Air France now stands to pick up some of Aigle Azur’s valuable take-off and landing slots at Paris Orly airport, after a bankruptcy court rejected the last two remaining bids for the failed airline on Friday, effectively sealing its fate.
Smith was speaking at the end of a week marked by travel firm Thomas Cook’s failure, which affected 600,000 holidaymakers and send shockwaves across the sector.
A long line of small European airlines have also run into trouble faced with industry overcapacity, cut-throat competition and high fuel prices. Germania, Flybmi and Iceland’s WOW have all failed this year, while Slovenia’s Adria Airways has canceled almost all its flights this week.

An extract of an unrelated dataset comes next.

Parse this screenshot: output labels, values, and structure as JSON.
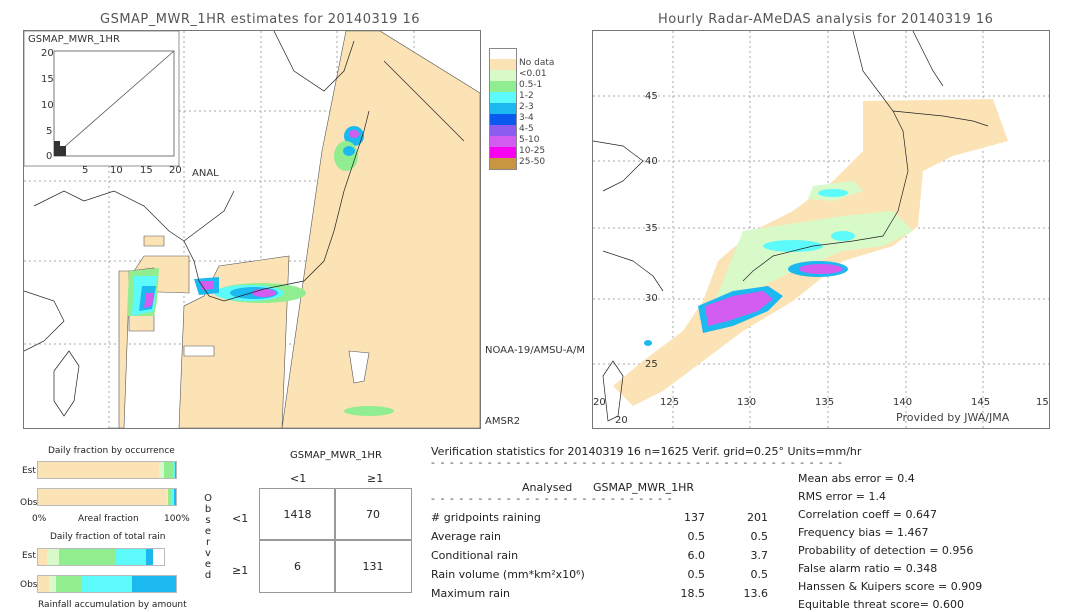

Willie Walsh, CEO of British Airways parent IAG (ICAG.L), has also said that bankruptcies among competitors would help support the group’s growth next year.
Aigle Azur, which stranded 19,000 passengers when it abruptly halted its services earlier this month, operated with 1,150 staff and a fleet of 11 Airbus jets serving Algeria and other destinations in north Africa and beyond.
Air France had discussed a joint Aigle Azur bid with Air Caraibes parent Dubreuil Group, but pulled out after concluding that it would require a complex deal with its own unions. EasyJet (EZJ.L) also withdrew an earlier offer.
The French flag carrier has also resisted entreaties by XL Airways CEO Laurent Magnin to acquire the failed airline, its 570 staff and four Airbus planes.
XL Airways has been given a Saturday deadline to present any rescue offers to a bankruptcy court north of Paris.
Franco-Dutch Air France-KLM remains skeptical of the low-cost, long-haul market plied by XL, Smith said. “I don’t believe today the XL model offers something that would complement Air France.”
While both Aigle and XL had some “interesting assets”, Smith said absorbing either would have endangered labor relations at Air France, which last year lost 335 million euros ($366 million) to a wave of strikes.
“We have a stable social environment today in Air France, and we’ve made it clear we’re not going to jeopardize that,” he said.